If you have ever competed at anything, you have heard or thought “don’t choke”.
But have you ever considered what choking is or why it happens?
Choking is not missing the game winning shot. That happens to the best around.
Choking is the failure to perform a process or task that you normally do automatically.
Choking happens when your mind turns against your body in a crucial situation. You choke when you fail to cope with the anxiety and stress in an important situation and your overthinking causes a catastrophic drop in your performance.
No one wants to choke. Here are three things you can do to be your best when your best is needed.
Trust Your Process
Important, high stress situations cause your heart to beat faster, your palms to sweat, and your muscles to tighten up.
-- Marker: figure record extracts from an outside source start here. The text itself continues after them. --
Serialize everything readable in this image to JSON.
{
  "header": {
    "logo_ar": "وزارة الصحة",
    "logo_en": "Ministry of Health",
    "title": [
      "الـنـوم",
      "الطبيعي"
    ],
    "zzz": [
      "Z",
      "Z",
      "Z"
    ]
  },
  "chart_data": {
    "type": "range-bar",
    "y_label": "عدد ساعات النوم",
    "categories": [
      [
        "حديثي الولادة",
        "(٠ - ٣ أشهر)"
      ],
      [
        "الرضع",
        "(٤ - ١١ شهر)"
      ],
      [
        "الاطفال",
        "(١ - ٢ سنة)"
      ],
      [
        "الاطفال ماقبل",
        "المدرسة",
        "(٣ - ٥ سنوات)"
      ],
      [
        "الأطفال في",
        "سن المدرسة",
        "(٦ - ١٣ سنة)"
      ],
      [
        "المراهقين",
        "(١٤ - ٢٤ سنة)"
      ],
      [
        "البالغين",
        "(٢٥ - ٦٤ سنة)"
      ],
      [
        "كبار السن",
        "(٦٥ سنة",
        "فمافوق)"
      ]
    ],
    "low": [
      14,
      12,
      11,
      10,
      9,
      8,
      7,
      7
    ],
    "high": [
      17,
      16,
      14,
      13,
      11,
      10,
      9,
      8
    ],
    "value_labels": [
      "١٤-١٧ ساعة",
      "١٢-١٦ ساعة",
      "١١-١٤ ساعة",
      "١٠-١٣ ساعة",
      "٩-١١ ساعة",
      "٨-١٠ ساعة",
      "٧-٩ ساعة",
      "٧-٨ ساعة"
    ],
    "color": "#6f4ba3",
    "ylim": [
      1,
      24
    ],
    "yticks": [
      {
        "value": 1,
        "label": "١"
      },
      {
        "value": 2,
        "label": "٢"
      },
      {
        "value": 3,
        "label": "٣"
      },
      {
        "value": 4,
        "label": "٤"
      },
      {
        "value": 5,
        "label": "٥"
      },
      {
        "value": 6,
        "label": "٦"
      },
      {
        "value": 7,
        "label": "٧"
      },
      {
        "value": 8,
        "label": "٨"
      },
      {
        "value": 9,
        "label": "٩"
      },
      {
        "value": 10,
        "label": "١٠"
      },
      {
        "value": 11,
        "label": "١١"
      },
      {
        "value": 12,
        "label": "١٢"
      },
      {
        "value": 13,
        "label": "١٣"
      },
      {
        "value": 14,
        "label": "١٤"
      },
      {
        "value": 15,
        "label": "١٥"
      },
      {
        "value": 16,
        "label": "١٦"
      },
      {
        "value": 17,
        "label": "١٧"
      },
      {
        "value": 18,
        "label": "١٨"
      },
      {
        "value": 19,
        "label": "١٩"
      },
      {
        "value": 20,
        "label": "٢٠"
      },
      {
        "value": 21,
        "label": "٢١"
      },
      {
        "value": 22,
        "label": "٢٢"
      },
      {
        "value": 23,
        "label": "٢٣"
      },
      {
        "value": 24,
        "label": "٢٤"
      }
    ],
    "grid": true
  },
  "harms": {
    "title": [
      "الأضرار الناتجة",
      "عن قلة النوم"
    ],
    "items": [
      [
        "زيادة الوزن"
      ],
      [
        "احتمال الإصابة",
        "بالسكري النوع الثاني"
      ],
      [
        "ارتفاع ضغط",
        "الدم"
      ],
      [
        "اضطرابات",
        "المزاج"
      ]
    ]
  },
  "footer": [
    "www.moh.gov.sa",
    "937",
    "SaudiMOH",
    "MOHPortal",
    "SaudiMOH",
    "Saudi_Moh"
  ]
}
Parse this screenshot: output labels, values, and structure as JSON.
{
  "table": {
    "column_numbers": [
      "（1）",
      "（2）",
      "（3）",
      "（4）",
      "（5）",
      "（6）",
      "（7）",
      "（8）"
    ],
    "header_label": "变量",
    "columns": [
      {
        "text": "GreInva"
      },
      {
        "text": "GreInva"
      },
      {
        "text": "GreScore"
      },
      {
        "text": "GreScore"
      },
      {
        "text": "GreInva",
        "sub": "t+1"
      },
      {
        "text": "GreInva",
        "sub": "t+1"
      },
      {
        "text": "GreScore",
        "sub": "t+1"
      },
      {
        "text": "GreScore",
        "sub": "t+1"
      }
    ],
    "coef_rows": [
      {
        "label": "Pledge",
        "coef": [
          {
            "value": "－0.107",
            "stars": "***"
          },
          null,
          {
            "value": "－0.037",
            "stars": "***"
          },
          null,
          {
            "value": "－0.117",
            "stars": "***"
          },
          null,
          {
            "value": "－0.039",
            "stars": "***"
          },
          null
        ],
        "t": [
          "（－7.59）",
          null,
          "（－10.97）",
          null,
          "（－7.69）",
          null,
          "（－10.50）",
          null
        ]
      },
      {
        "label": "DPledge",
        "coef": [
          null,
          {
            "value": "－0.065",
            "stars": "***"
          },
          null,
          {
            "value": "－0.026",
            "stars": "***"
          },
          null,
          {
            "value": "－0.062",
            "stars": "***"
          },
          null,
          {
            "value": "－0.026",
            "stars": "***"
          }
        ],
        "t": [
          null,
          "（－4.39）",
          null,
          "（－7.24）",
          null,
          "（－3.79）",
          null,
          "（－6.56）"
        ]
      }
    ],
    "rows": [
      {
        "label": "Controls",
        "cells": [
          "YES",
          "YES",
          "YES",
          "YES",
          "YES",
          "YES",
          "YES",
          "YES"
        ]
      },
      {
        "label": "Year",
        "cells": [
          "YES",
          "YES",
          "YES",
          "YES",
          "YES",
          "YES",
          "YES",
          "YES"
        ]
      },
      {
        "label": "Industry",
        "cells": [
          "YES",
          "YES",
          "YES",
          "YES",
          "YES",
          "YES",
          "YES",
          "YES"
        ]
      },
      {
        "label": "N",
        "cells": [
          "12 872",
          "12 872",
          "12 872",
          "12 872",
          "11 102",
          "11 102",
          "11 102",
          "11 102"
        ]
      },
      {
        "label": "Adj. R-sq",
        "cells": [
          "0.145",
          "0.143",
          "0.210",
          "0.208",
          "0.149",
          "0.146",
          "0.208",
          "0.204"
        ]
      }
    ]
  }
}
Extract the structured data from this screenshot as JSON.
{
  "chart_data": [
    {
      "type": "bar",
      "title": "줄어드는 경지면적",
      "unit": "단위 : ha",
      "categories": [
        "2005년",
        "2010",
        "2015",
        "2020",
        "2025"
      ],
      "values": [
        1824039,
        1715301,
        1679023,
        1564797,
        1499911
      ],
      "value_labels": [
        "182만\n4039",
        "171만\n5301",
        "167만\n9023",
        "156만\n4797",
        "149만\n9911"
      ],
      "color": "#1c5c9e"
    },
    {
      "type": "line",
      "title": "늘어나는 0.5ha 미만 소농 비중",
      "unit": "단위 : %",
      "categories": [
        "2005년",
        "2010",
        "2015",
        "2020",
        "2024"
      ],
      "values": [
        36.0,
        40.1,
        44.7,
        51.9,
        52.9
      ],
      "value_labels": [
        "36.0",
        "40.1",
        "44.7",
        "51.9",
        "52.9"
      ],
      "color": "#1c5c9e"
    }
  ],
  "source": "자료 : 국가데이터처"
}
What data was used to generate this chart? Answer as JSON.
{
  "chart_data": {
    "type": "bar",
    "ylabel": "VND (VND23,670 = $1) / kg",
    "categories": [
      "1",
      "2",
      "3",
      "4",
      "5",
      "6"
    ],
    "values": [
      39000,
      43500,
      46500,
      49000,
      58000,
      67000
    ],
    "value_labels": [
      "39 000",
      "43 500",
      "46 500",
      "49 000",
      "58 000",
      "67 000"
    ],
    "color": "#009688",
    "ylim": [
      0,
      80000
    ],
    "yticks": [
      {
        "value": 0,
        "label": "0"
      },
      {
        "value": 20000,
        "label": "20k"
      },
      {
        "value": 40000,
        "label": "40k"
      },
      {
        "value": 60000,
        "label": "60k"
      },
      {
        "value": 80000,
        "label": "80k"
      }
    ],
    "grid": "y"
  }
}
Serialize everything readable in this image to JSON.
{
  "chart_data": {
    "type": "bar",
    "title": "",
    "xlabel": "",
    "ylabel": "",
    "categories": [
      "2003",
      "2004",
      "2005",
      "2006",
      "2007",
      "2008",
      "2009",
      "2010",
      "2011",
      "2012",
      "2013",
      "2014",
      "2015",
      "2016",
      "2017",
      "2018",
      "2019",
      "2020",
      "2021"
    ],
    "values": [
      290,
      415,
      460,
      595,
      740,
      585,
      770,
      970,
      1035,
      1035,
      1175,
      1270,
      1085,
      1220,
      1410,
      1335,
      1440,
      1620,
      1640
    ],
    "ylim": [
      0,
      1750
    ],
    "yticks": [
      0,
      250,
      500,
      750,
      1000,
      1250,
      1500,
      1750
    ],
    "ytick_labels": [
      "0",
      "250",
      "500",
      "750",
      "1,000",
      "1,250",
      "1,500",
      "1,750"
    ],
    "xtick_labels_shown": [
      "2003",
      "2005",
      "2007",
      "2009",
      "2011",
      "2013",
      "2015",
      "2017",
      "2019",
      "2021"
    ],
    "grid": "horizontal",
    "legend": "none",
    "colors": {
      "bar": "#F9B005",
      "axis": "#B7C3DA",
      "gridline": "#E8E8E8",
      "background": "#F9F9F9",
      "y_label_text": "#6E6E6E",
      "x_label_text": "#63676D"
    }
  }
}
If you want to survive these situations without choking you must have a process to deal with the stress and move on without letting it take over their performance.
The worst thing you can do is speed things up in an attempt to get out of the situation in a hurry.
Instead of rushing when you feel the pressure go up, take a step back and slow things down. Focus on your routine and mechanics.
Your process got you to this point. It is time to trust it.
Don’t Turn One Mistake into Two
Choking often happens when your mind creates a scenario that doesn’t really exist. It is common for average performers to take a previous mistake and project those same results onto future actions.
Elite performers don’t think this way. You shouldn’t either!
Instead of wondering what will happen if you mess up again, put your energy into staying in the moment. Analyze your mistake, pick out the important information, then flush it out of your mind and move on.
The most important step is the next step. What has already happened and what might happen later doesn’t matter. What matters is right here, right now!
Embrace the Butterflies
Performing at an elite level requires strong mental effort and concentration, but what happens when your conscious mind doesn’t trust your subconscious mind? You’ve got a problem. That’s what!
All performers have anxiety and doubt. If you don’t feel the pressure in important situations, you need to find something else to do.
Train yourself to embrace the butterflies in your stomach instead of fearing them. They are a sign this performance means something and you are ready to go.
Consistency Connection: All performers feel the pressure and anxiety that comes with an important situation. If you want to perform your best in these situations, embrace the butterflies, stay in the moment, and trust the process that got you there. This is your chance to prove you can handle it when it matters.